Paypal billionaire Peter Thiel, who helped finance the Hulk Hogan sex-tape lawsuit that drove Gawker into bankruptcy, defends that decision in a New York Times op-ed piece, arguing that the threat of ruinous litigation is necessary to protect privacy from media outlets that thrive by violating it. Thiel says he decided to help Terry Bollea, who plays Hulk Hogan, with the lawsuit largely because of his own bitter experience with Gawker, which gratuitously outed him in 2007, when he “had begun coming out to people I knew” but had not publicly acknowledged his sexual orientation. “Gawker violated my privacy and cashed in on it,” he says. But Thiel, a self-described libertarian who is nevertheless supporting Donald Trump this year, wants us to know he was defending a principle, and not simply pursuing revenge, when he helped Bollea obtain a $140 million judgment against Gawker.

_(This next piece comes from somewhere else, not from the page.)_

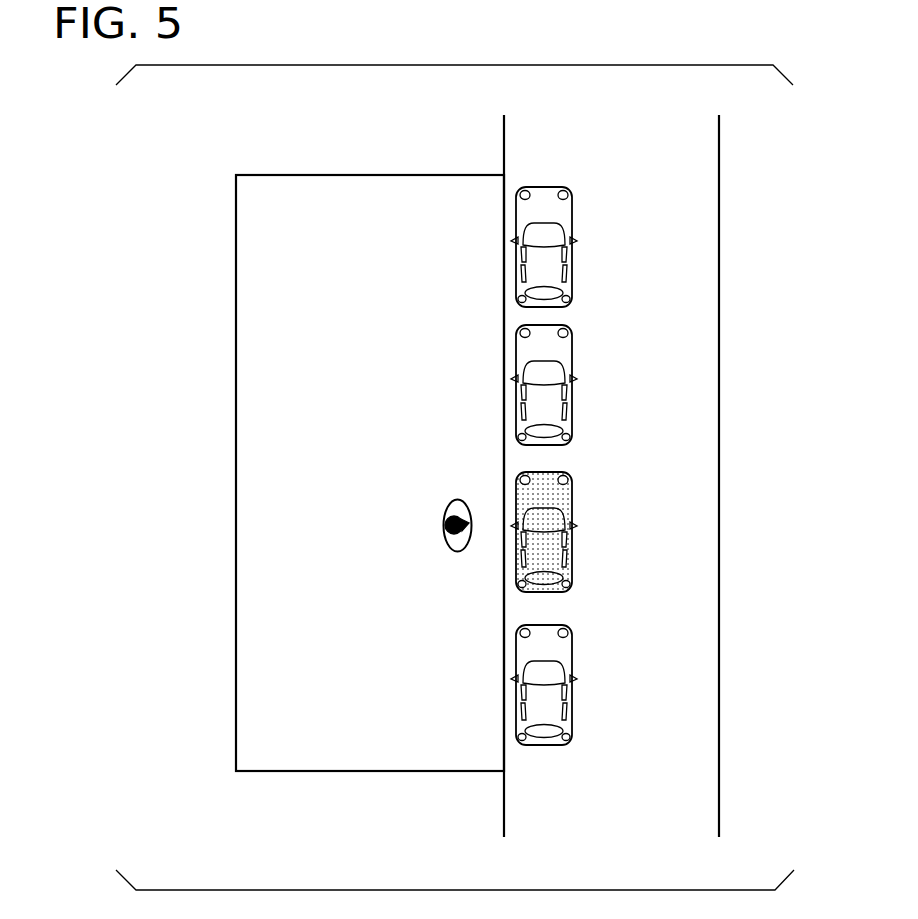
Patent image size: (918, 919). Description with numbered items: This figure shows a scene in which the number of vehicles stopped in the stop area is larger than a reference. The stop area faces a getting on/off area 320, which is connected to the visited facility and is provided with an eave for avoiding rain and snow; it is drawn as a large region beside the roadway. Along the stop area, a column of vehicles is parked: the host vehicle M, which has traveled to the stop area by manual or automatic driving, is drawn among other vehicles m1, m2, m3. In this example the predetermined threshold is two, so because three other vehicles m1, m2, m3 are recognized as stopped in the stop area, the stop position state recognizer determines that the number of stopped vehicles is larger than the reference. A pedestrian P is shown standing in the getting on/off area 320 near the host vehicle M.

If so, that principle is decidedly dangerous to freedom of speech.
“A story that violates privacy and serves no public interest should never be published,” Thiel writes. “It is ridiculous to claim that journalism requires indiscriminate access to private people’s sex lives….It is wrong to expose people’s most intimate moments for no good reason.”
One can agree with all of these propositions without agreeing that they should be legally enforceable. Giving juries the power to determine what counts as a “public interest” or a “good reason,” not to mention whether a story advances it, poses a threat even to journalism that Peter Thiel would recognize as legitimate, because people commonly disagree about such matters. Even when a news outlet crosses the line of decency by publishing true but sensitive information that causes an innocent person anguish without any benefit aside from entertainment or titillation (as Gawker arguably did in Thiel’s case), it does not follow that anyone’s rights were violated, which should be a prerequisite for legal action.
When Gawker accurately reported that Thiel is gay, he seems to believe, Gawker violated his right to privacy, which includes the right to prevent publication of legally discovered but inconvenient facts unless there is a “good reason” to publish them. That right is quite different from, say, a movie star’s right to prevent a paparazzo from trespassing on her property, a businessman’s right to prevent a former employee from divulging information covered by a nondisclosure agreement, or a citizen’s right to be secure against unreasonable searches and seizures. Thiel’s free-floating right to privacy is completely unmoored from property rights, contract rights, or constitutional law. It can be invoked whenever someone objects to a story that reflects negatively on him or complicates his personal life, even when the story is completely accurate, provided that person has the resources to pay for a lawsuit. And as with defamation suits, he need not win to punish his adversary.
Thiel glides over these problems by suggesting that the prospect of financial ruin based on amorphous tort claims can only improve the quality of journalism:
A free press is vital for public debate. Since sensitive information can sometimes be publicly relevant, exercising judgment is always part of the journalist’s profession. It’s not for me to draw the line, but journalists should condemn those who willfully cross it. The press is too important to let its role be undermined by those who would search for clicks at the cost of the profession’s reputation.
Nothwithstanding his protestations, Thiel certainly is trying to draw a line by supporting Bollea’s lawsuit and offering to help other litigants who believe their privacy has been violated by the press. “I will support him until his final victory,” Thiel writes, noting that Gawker plans to appeal the verdict against it, “and I would gladly support someone else in the same position.” Thiel’s choice of cases will tell journalists where he thinks the line should be, and this is no mere suggestion. Although he tries to blur the distinction between criticizing someone and taking him to court, only one involves the use of force and the threat of bankruptcy.